Today on the day that is celebrated for loving relationships, I will share examples of love that existed and thrived during World War II. All of these story excerpts are relayed in greater detail in my book, We Fought to Win: American World War II Veterans Share Their Stories. Buy it here on Amazon.
In November 1943, during a furlough from the Tennessee Maneuvers (exercised designed to simulate battle conditions), Millard Schwartz of Jay County/ Indiana traveled home to marry Mary Elizabeth ‘Betty’ Flesher whom he had met years two years earlier on a blind date. The two had kept in touch via letters during his military service.
Two weeks later, Schwartz returned to his unit at Camp McCain, Mississippi. In July 1944, he and 18,000 American troops sailed from New York harbor for Europe on the Queen Elizabeth. He and Betty would not be reunited until the end of the war two years later.

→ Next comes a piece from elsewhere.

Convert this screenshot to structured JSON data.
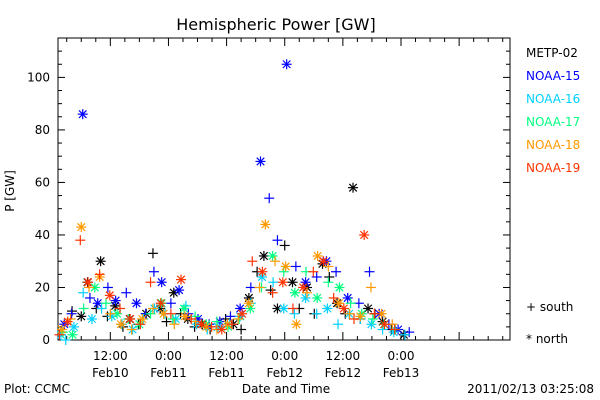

After Millard returned safely from the war, the couple became parents to two sons. They remained married for 70 years until Betty’s death in 2014.
Ruth Cooper Licking (photos of the Lickings wedding/ street scene above)

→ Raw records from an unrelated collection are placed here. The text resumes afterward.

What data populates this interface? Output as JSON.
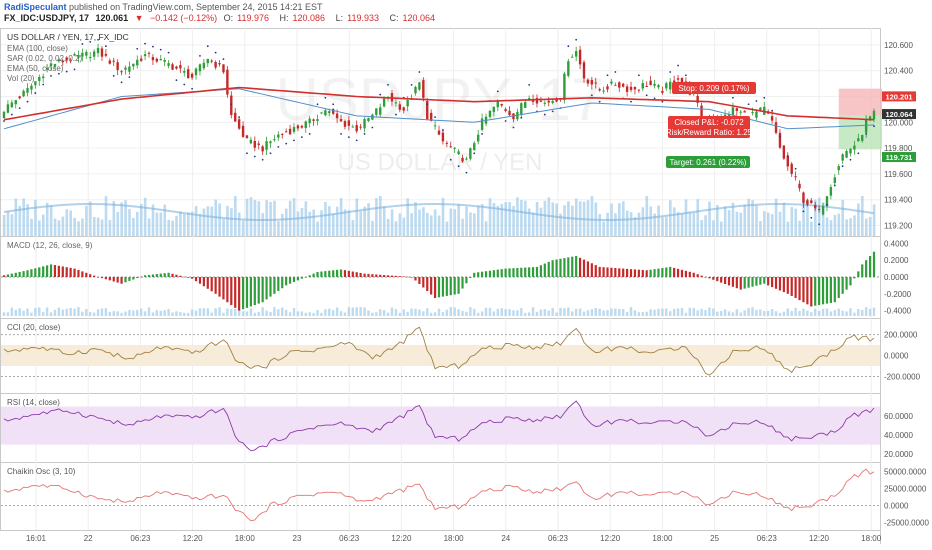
{
  "header": {
    "author": "RadiSpeculant",
    "published_text": "published on TradingView.com, September 24, 2015 14:21 EST",
    "symbol": "FX_IDC:USDJPY, 17",
    "last": "120.061",
    "change_arrow": "▼",
    "change": "−0.142 (−0.12%)",
    "o_label": "O:",
    "o": "119.976",
    "h_label": "H:",
    "h": "120.086",
    "l_label": "L:",
    "l": "119.933",
    "c_label": "C:",
    "c": "120.064"
  },
  "watermark": {
    "big": "USDJPY, 17",
    "small": "US DOLLAR / YEN"
  },
  "colors": {
    "up": "#2e9e3a",
    "down": "#c62828",
    "ema100": "#d32f2f",
    "ema_blue": "#4f8fc9",
    "sar": "#1a3a8a",
    "volume": "#9fcbe9",
    "cci": "#a08040",
    "rsi": "#8b3aa8",
    "chaikin": "#e57373",
    "stop_zone": "#f5b6b6",
    "target_zone": "#b9e3b5",
    "badge_red": "#e53935",
    "badge_green": "#2e9e3a",
    "badge_dark": "#333333"
  },
  "chart_data": [
    {
      "id": "price",
      "type": "candlestick",
      "title": "US DOLLAR / YEN, 17, FX_IDC",
      "legend": [
        "EMA (100, close)",
        "SAR (0.02, 0.02, 0.2)",
        "EMA (50, close)",
        "Vol (20)"
      ],
      "y_ticks": [
        "120.600",
        "120.400",
        "120.200",
        "120.000",
        "119.800",
        "119.600",
        "119.400",
        "119.200"
      ],
      "ylim": [
        119.15,
        120.7
      ],
      "x_ticks": [
        "16:01",
        "22",
        "06:23",
        "12:20",
        "18:00",
        "23",
        "06:23",
        "12:20",
        "18:00",
        "24",
        "06:23",
        "12:20",
        "18:00",
        "25",
        "06:23",
        "12:20",
        "18:00"
      ],
      "close_path": [
        [
          0,
          120.1
        ],
        [
          6,
          120.25
        ],
        [
          12,
          120.45
        ],
        [
          18,
          120.5
        ],
        [
          24,
          120.55
        ],
        [
          30,
          120.4
        ],
        [
          36,
          120.52
        ],
        [
          42,
          120.45
        ],
        [
          48,
          120.35
        ],
        [
          52,
          120.5
        ],
        [
          56,
          120.4
        ],
        [
          58,
          120.05
        ],
        [
          62,
          119.85
        ],
        [
          66,
          119.8
        ],
        [
          70,
          119.9
        ],
        [
          74,
          119.95
        ],
        [
          78,
          120.0
        ],
        [
          82,
          120.1
        ],
        [
          86,
          120.0
        ],
        [
          90,
          119.95
        ],
        [
          94,
          120.05
        ],
        [
          98,
          120.2
        ],
        [
          102,
          120.1
        ],
        [
          106,
          120.3
        ],
        [
          108,
          120.05
        ],
        [
          112,
          119.85
        ],
        [
          116,
          119.75
        ],
        [
          118,
          119.7
        ],
        [
          122,
          120.0
        ],
        [
          126,
          120.15
        ],
        [
          130,
          120.05
        ],
        [
          134,
          120.2
        ],
        [
          138,
          120.15
        ],
        [
          142,
          120.2
        ],
        [
          144,
          120.5
        ],
        [
          146,
          120.55
        ],
        [
          148,
          120.35
        ],
        [
          152,
          120.25
        ],
        [
          156,
          120.3
        ],
        [
          160,
          120.25
        ],
        [
          164,
          120.3
        ],
        [
          168,
          120.25
        ],
        [
          172,
          120.35
        ],
        [
          176,
          120.2
        ],
        [
          178,
          120.05
        ],
        [
          182,
          120.0
        ],
        [
          186,
          120.1
        ],
        [
          190,
          120.05
        ],
        [
          194,
          120.1
        ],
        [
          196,
          120.0
        ],
        [
          198,
          119.8
        ],
        [
          200,
          119.65
        ],
        [
          202,
          119.55
        ],
        [
          204,
          119.4
        ],
        [
          206,
          119.35
        ],
        [
          208,
          119.3
        ],
        [
          210,
          119.45
        ],
        [
          212,
          119.6
        ],
        [
          214,
          119.75
        ],
        [
          216,
          119.8
        ],
        [
          218,
          119.85
        ],
        [
          220,
          120.0
        ],
        [
          222,
          120.06
        ]
      ],
      "ema100_path": [
        [
          0,
          120.02
        ],
        [
          30,
          120.18
        ],
        [
          60,
          120.27
        ],
        [
          90,
          120.2
        ],
        [
          120,
          120.16
        ],
        [
          150,
          120.19
        ],
        [
          180,
          120.16
        ],
        [
          200,
          120.05
        ],
        [
          222,
          120.02
        ]
      ],
      "ema50_path": [
        [
          0,
          119.95
        ],
        [
          30,
          120.2
        ],
        [
          60,
          120.26
        ],
        [
          90,
          120.05
        ],
        [
          120,
          120.0
        ],
        [
          150,
          120.15
        ],
        [
          180,
          120.1
        ],
        [
          200,
          119.95
        ],
        [
          222,
          119.98
        ]
      ],
      "price_badges": [
        {
          "label": "120.201",
          "value": 120.201,
          "color": "badge_red"
        },
        {
          "label": "120.064",
          "value": 120.064,
          "color": "badge_dark"
        },
        {
          "label": "119.731",
          "value": 119.731,
          "color": "badge_green"
        }
      ],
      "position": {
        "entry": 120.052,
        "stop": 120.261,
        "target": 119.791,
        "stop_text": "Stop: 0.209 (0.17%)",
        "pl_text": "Closed P&L: -0.072",
        "rr_text": "Risk/Reward Ratio: 1.25",
        "target_text": "Target: 0.261 (0.22%)"
      }
    },
    {
      "id": "macd",
      "type": "histogram",
      "title": "MACD (12, 26, close, 9)",
      "y_ticks": [
        "0.4000",
        "0.2000",
        "0.0000",
        "-0.2000",
        "-0.4000"
      ],
      "ylim": [
        -0.44,
        0.44
      ],
      "path": [
        [
          0,
          0.02
        ],
        [
          6,
          0.08
        ],
        [
          12,
          0.15
        ],
        [
          18,
          0.1
        ],
        [
          24,
          0.0
        ],
        [
          30,
          -0.08
        ],
        [
          36,
          0.02
        ],
        [
          42,
          0.05
        ],
        [
          48,
          -0.02
        ],
        [
          54,
          -0.2
        ],
        [
          60,
          -0.4
        ],
        [
          66,
          -0.3
        ],
        [
          72,
          -0.1
        ],
        [
          80,
          0.06
        ],
        [
          86,
          0.09
        ],
        [
          92,
          0.04
        ],
        [
          98,
          0.02
        ],
        [
          104,
          0.0
        ],
        [
          110,
          -0.25
        ],
        [
          116,
          -0.2
        ],
        [
          120,
          0.05
        ],
        [
          128,
          0.1
        ],
        [
          136,
          0.12
        ],
        [
          140,
          0.2
        ],
        [
          146,
          0.25
        ],
        [
          152,
          0.12
        ],
        [
          158,
          0.1
        ],
        [
          164,
          0.08
        ],
        [
          170,
          0.12
        ],
        [
          176,
          0.05
        ],
        [
          182,
          -0.05
        ],
        [
          188,
          -0.15
        ],
        [
          194,
          -0.08
        ],
        [
          200,
          -0.2
        ],
        [
          206,
          -0.35
        ],
        [
          212,
          -0.3
        ],
        [
          216,
          -0.1
        ],
        [
          219,
          0.15
        ],
        [
          222,
          0.3
        ]
      ]
    },
    {
      "id": "cci",
      "type": "line",
      "title": "CCI (20, close)",
      "y_ticks": [
        "200.0000",
        "0.0000",
        "-200.0000"
      ],
      "ylim": [
        -320,
        320
      ],
      "path": [
        [
          0,
          40
        ],
        [
          8,
          80
        ],
        [
          16,
          20
        ],
        [
          24,
          60
        ],
        [
          32,
          -40
        ],
        [
          40,
          80
        ],
        [
          48,
          20
        ],
        [
          56,
          150
        ],
        [
          60,
          -80
        ],
        [
          66,
          -120
        ],
        [
          72,
          20
        ],
        [
          80,
          60
        ],
        [
          88,
          120
        ],
        [
          94,
          -20
        ],
        [
          100,
          80
        ],
        [
          106,
          260
        ],
        [
          110,
          -120
        ],
        [
          116,
          -100
        ],
        [
          122,
          60
        ],
        [
          130,
          100
        ],
        [
          136,
          80
        ],
        [
          142,
          120
        ],
        [
          146,
          260
        ],
        [
          150,
          40
        ],
        [
          158,
          80
        ],
        [
          166,
          20
        ],
        [
          174,
          100
        ],
        [
          180,
          -200
        ],
        [
          186,
          40
        ],
        [
          194,
          80
        ],
        [
          200,
          -150
        ],
        [
          206,
          -80
        ],
        [
          212,
          60
        ],
        [
          216,
          180
        ],
        [
          220,
          160
        ],
        [
          222,
          140
        ]
      ]
    },
    {
      "id": "rsi",
      "type": "line",
      "title": "RSI (14, close)",
      "y_ticks": [
        "60.0000",
        "40.0000",
        "20.0000"
      ],
      "ylim": [
        16,
        80
      ],
      "bands": [
        30,
        70
      ],
      "path": [
        [
          0,
          55
        ],
        [
          8,
          62
        ],
        [
          16,
          66
        ],
        [
          24,
          58
        ],
        [
          32,
          50
        ],
        [
          40,
          60
        ],
        [
          48,
          58
        ],
        [
          56,
          68
        ],
        [
          60,
          32
        ],
        [
          64,
          24
        ],
        [
          70,
          36
        ],
        [
          78,
          48
        ],
        [
          86,
          52
        ],
        [
          94,
          44
        ],
        [
          100,
          56
        ],
        [
          106,
          70
        ],
        [
          110,
          38
        ],
        [
          116,
          36
        ],
        [
          122,
          52
        ],
        [
          130,
          58
        ],
        [
          136,
          56
        ],
        [
          142,
          60
        ],
        [
          146,
          76
        ],
        [
          150,
          50
        ],
        [
          158,
          56
        ],
        [
          166,
          52
        ],
        [
          174,
          56
        ],
        [
          180,
          38
        ],
        [
          186,
          52
        ],
        [
          194,
          54
        ],
        [
          200,
          36
        ],
        [
          206,
          38
        ],
        [
          212,
          44
        ],
        [
          216,
          60
        ],
        [
          220,
          64
        ],
        [
          222,
          66
        ]
      ]
    },
    {
      "id": "chaikin",
      "type": "line",
      "title": "Chaikin Osc (3, 10)",
      "y_ticks": [
        "50000.0000",
        "25000.0000",
        "0.0000",
        "-25000.0000"
      ],
      "ylim": [
        -30000,
        58000
      ],
      "path": [
        [
          0,
          20000
        ],
        [
          8,
          30000
        ],
        [
          16,
          25000
        ],
        [
          24,
          10000
        ],
        [
          32,
          5000
        ],
        [
          40,
          20000
        ],
        [
          48,
          10000
        ],
        [
          56,
          15000
        ],
        [
          60,
          -10000
        ],
        [
          64,
          -22000
        ],
        [
          68,
          0
        ],
        [
          76,
          15000
        ],
        [
          84,
          20000
        ],
        [
          92,
          5000
        ],
        [
          100,
          20000
        ],
        [
          106,
          30000
        ],
        [
          110,
          -5000
        ],
        [
          116,
          -2000
        ],
        [
          122,
          20000
        ],
        [
          130,
          28000
        ],
        [
          136,
          20000
        ],
        [
          142,
          25000
        ],
        [
          146,
          35000
        ],
        [
          150,
          10000
        ],
        [
          158,
          20000
        ],
        [
          166,
          15000
        ],
        [
          174,
          22000
        ],
        [
          180,
          0
        ],
        [
          186,
          20000
        ],
        [
          194,
          15000
        ],
        [
          200,
          -5000
        ],
        [
          206,
          0
        ],
        [
          212,
          15000
        ],
        [
          216,
          40000
        ],
        [
          220,
          50000
        ],
        [
          222,
          46000
        ]
      ]
    }
  ]
}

In June 1944, Sergeant Ruth Cooper from Marion, North Carolina, was with a group of WACs (Women’s Army Corps) at their assigned base, Kelly Field in San Antonio when they began chatting with a group of soldiers, including Tech Sergeant Bill Licking from Greensburg, Indiana. Licking had been stationed in Panama for three years and was now at Kelly Field in an administrative position.
Cooper and Licking got along well. During the next several months, they saw each other as often as schedules allowed.
Shortly after the New Year 1945, they professed their love for each other and decided to marry. But the war presented problems.
The thought of traveling to either of their hometowns to get married was out of the question due to gas shortages. No one from their families could attend as trains were full of soldiers moving across the country.
The couple compromised. On February 17, 1945, in the Kelly Field base chapel the two exchanged vows in front of a large crowd from the base, many of whom they didn’t know.
Cooper borrowed a wedding dress from a fellow WAC. Licking’s solid gold wedding band cost her $45.00 to purchase, including the engraving with their names and wedding date.
The two soldiers resumed their jobs while living in on-base housing. When the war ended in August 1945, Ruth was discharged in September and Bill a month later. They moved to Greensburg, then Bluffton, Indiana, where they operated a men’s clothing store for 27 years. They became parents to four children.
Note: In some cases wives traveled with their soldier husbands as they moved from base to base for training.
Vernon Kaehr was drafted into military service with the U.S. Army in February 1943. After passing a physical examination at Fort Benjamin Harrison in Indianapolis, Kaehr was assigned to the Infantry, 37-mm Antitank Regiment and sent to Fort Lewis in Washington for basic training.
Upon being granted leave in September 1943, Kaehr returned to Bluffton, Indiana, where he had grown up, to marry high school sweetheart Mary Ann Steffen.
The couple drove to Fort Lewis where Kaehr was transferred to the supply department. Mary Ann found a job at the shipyards riding a bike to deliver messages between offices.
A few months later, Vernon was sent to Louisiana for special training. Mary Ann returned to Bluffton and was reunited with her husband after the war ended in May 1945.
Vernon and Mary Ann became parents to four daughters and celebrated 70 years of marriage in September 2013.
What challenges do you find in 21st century relationships – separation due to work, financial difficulties, other? Perhaps one of these stories will inspire you to try to make your commitment work in 2020!